Harvard Wins First Round in Legal Battle Against Trump

Harvard Wins First Round in Legal Battle Against Trump

A US federal judge has halted President Donald Trump’s latest attempt to block international students from coming to Harvard University.

The temporary restraining order issued late Thursday (5) by US District Judge Allison Burroughs comes hours after the university urged the judge to step in on an emergency basis to block a proclamation Trump signed a day earlier that suspends international visas for new students at the nation’s oldest and wealthiest university. Foreign students make up roughly a quarter of the school’s student body.

The brief order from Burroughs said if she didn’t intervene now, the school would “sustain immediate and irreparable injury before there is an opportunity to hear from all parties” over the challenge to Trump’s edict. The judge said her order “shall remain in effect until further order of this Court.”

Burroughs, an appointee of former President Barack Obama, set a hearing for mid-June to hear arguments over whether she should block Trump’s proclamation indefinitely.

Harvard’s request to block Trump’s ban amended an existing lawsuit over the administration’s move to end Harvard’s ability to enroll international students, which initially prompted the judge to stop the administration from revoking Harvard’s student visa program.

The amended lawsuit claimed Trump’s proclamation violated the First Amendment by temporarily blocking the entry of nearly all new international Harvard students under visas most use to study at US universities or participate in academic exchange programs.

Trump’s proclamation directed the Secretary of State “to consider revoking” the visas – known as F, M and J visas – for current Harvard students who meet the proclamation’s “criteria,” the White House said in a statement.

“With the stroke of a pen, the DHS Secretary and the President have sought to erase a quarter of Harvard’s student body, international students who contribute significantly to the University and its mission and the country,” the amended complaint reads.

“Without its international students, Harvard is not Harvard,” it says.

The visa program, which allows international students “to enter the United States on nonimmigrant visas to enroll at Harvard and thousands of other schools, have boosted America’s academic, scientific, and economic success and its global standing,” the lawsuit says.

In its amended lawsuit, Harvard rebutted claims by the White House that the proclamation is an attempt to “safeguard national security” and said it represents “a government vendetta against Harvard.”

“It escalates and intensifies the campaign of retaliation in violation of the First Amendment,” the amended suit reads. “… Just as the revocation unconstitutionally intrudes on academic freedom, the Proclamation unconstitutionally intrudes too.”

Trump’s proclamation hinges on a statute that gives the president authority to protect the nation from “any class of aliens whose entry would be detrimental” to the interests of the US, according to the document.
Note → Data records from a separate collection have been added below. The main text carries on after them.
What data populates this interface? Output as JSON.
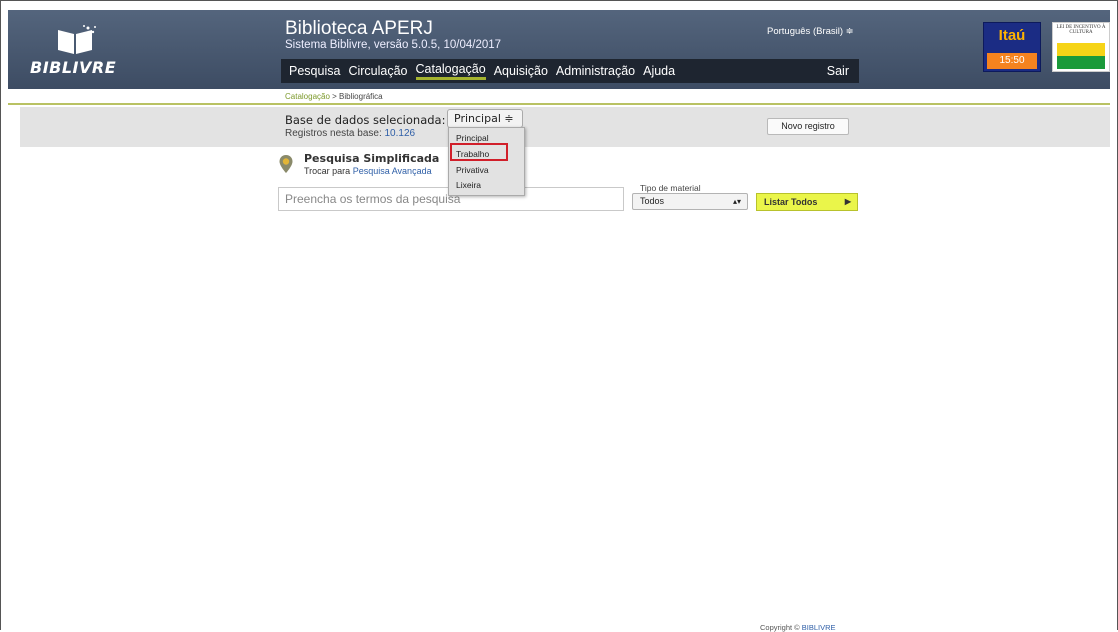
{
  "app": {
    "logo_text": "BIBLIVRE",
    "title": "Biblioteca APERJ",
    "subtitle": "Sistema Biblivre, versão 5.0.5, 10/04/2017",
    "language": "Português (Brasil) ≑"
  },
  "nav": {
    "items": [
      "Pesquisa",
      "Circulação",
      "Catalogação",
      "Aquisição",
      "Administração",
      "Ajuda"
    ],
    "active": "Catalogação",
    "exit": "Sair"
  },
  "sponsors": {
    "itau_label": "Itaú",
    "itau_clock": "15:50",
    "lei_text": "LEI DE INCENTIVO À CULTURA"
  },
  "breadcrumb": {
    "section": "Catalogação",
    "separator": " > ",
    "page": "Bibliográfica"
  },
  "database": {
    "label": "Base de dados selecionada:",
    "selected": "Principal ≑",
    "records_label": "Registros nesta base: ",
    "records_count": "10.126",
    "options": [
      "Principal",
      "Trabalho",
      "Privativa",
      "Lixeira"
    ],
    "highlighted_option": "Trabalho",
    "new_record_button": "Novo registro"
  },
  "search": {
    "title": "Pesquisa Simplificada",
    "switch_prefix": "Trocar para ",
    "switch_link": "Pesquisa Avançada",
    "placeholder": "Preencha os termos da pesquisa",
    "material_label": "Tipo de material",
    "material_selected": "Todos",
    "list_all_button": "Listar Todos"
  },
  "footer": {
    "prefix": "Copyright © ",
    "link": "BIBLIVRE"
  },
  "colors": {
    "header": "#4a5a72",
    "nav": "#1e2530",
    "accent_green": "#a5b42f",
    "list_button": "#eaf54a",
    "highlight_red": "#d11f2a",
    "link_blue": "#2f5fa7"
  }
}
But Harvard argues Trump is not suspending entry for any such class: “To the contrary, nonimmigrants may enter the country unabated, as long as they do not attend Harvard,” the lawsuit reads.

In a statement to the university community on Thursday, Harvard President Alan Garber said the proclamation is “yet another illegal step taken by the Administration to retaliate against Harvard.”

Harvard’s international community, Garber said, “make outstanding contributions inside and outside of our classrooms and laboratories, fulfilling our mission of excellence in countless ways.” The institution will “celebrate them, support them, and defend their interests as we continue to assert our Constitutional rights,” he added.